The NUJ has tried to get to grips with the dreadful cuts taking place across the regional press by producing this Google map.
And the union has appealed for journalists with more stories of cutbacks to get in touch.
What’s particularly sad is the cuts taking place on the weeklies – where a few jobs can make a major difference.
In the communities they serve – the weekly newspapers are normally the ONLY media covering council meetings, publicising the concerns of readers and holding those in power to account.
Every one of the pinpoints on the NUJ map is a local tragedy.
This correspondent served his apprenticeship in journalism at papers in Sussex and I’ve been saddened to hear that once proud local titles, with century-old histories, are being devastated by cutbacks.
The Mid Sussex Times in Haywards Heath does not have an in-house editor for the first time in its history. Papers in Hastings, Rye and Battle are to be subbed in Horsham – an hour and a half away.
Parent company Johnston Press made 30 per cent profit margins for so long – paying its reporters a pittance.

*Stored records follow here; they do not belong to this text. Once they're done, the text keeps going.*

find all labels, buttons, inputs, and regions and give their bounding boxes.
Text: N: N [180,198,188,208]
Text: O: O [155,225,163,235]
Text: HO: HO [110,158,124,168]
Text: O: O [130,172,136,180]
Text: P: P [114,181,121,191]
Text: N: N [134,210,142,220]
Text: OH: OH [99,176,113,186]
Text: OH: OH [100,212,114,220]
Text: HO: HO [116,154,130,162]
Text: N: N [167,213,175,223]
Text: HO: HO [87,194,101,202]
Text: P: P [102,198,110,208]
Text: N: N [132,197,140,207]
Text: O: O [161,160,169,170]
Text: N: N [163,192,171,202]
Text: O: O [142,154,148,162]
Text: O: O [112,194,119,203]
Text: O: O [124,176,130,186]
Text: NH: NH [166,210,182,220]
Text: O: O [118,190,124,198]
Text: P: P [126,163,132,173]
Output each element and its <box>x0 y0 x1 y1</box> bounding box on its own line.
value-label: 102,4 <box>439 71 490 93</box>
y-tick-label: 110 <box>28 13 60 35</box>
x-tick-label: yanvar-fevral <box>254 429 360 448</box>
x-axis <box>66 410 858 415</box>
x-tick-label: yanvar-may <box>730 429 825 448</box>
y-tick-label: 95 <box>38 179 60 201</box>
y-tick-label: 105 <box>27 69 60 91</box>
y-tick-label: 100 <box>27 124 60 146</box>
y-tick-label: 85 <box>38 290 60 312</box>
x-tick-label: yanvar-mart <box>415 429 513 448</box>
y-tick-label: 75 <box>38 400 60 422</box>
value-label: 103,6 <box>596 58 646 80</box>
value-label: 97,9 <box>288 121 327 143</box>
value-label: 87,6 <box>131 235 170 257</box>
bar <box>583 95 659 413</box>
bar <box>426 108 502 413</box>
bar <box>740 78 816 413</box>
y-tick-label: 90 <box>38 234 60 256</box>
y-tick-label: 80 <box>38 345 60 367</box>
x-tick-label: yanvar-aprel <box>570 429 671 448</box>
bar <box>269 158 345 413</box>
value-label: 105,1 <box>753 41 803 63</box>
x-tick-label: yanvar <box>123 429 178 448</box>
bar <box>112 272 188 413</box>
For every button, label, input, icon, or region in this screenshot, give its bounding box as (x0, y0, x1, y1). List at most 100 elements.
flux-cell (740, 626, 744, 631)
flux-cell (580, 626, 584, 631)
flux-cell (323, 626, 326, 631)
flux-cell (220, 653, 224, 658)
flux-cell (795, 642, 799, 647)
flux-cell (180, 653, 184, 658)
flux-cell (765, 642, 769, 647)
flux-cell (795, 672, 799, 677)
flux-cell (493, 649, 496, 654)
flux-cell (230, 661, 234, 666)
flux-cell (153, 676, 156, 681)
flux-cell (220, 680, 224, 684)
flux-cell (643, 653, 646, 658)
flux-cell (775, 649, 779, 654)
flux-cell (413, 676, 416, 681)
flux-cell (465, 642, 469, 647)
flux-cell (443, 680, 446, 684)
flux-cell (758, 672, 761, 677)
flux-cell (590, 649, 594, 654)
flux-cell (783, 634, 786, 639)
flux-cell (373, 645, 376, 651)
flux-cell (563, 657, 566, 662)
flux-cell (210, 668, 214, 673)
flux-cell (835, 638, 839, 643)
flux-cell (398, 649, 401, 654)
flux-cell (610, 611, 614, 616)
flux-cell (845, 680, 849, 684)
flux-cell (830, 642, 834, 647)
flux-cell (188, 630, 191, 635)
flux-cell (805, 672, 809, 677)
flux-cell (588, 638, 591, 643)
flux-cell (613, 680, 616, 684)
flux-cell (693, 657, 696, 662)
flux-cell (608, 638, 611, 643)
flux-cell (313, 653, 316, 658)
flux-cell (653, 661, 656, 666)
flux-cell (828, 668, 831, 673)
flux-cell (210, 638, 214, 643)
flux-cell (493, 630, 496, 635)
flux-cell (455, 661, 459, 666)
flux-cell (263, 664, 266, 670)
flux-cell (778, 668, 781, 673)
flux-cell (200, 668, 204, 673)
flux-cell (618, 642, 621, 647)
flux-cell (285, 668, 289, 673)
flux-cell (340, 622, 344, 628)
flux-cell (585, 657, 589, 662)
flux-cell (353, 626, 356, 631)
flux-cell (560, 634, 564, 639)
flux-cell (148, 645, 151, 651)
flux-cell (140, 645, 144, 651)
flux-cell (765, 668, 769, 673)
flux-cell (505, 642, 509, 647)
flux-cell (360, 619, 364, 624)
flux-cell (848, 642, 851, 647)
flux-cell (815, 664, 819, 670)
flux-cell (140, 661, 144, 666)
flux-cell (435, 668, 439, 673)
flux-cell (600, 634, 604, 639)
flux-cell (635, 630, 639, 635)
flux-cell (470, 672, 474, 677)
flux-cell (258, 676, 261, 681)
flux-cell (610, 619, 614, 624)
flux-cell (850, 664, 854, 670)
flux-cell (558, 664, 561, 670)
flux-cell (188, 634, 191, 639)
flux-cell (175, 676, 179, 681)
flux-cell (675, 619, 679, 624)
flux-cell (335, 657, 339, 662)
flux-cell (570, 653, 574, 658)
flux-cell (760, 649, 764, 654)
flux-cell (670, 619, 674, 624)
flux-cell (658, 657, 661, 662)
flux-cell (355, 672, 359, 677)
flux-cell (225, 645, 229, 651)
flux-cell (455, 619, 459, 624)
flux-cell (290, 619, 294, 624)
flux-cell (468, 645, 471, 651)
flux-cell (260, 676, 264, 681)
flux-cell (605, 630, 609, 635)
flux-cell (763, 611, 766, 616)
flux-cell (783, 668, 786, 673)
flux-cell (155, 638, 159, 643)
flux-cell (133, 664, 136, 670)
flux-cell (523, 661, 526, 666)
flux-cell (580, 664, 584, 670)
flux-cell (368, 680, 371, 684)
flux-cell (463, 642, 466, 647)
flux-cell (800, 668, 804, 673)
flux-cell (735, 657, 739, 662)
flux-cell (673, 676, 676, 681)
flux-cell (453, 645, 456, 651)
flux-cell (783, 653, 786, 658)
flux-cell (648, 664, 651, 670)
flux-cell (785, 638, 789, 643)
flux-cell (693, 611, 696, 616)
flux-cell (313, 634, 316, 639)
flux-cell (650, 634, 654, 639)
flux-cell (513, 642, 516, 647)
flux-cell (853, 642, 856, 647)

This reporter started on the Rye and Battle Observer on less than £8,000 a year in 1997.
Journalists were given no slice of the enormous profits during the good times. So why are they and their communities the first to suffer when the going gets tough?
This recession will not last forever. Couldn’t the big companies just soak up some losses for a year or so – because if they can hold their nerves, the good times will return.
Journalists are being shown the door even on weekly titles where the sales are going up – where there is a clear thirst among local people for the news they provide.
I know the managers have a tough job to do too – and that cutbacks can safeguard the jobs of the majority.
But they largely seem to be symptomatic of a system of shareholder capitalism which has failed local papers because of its inherantly short-term approach.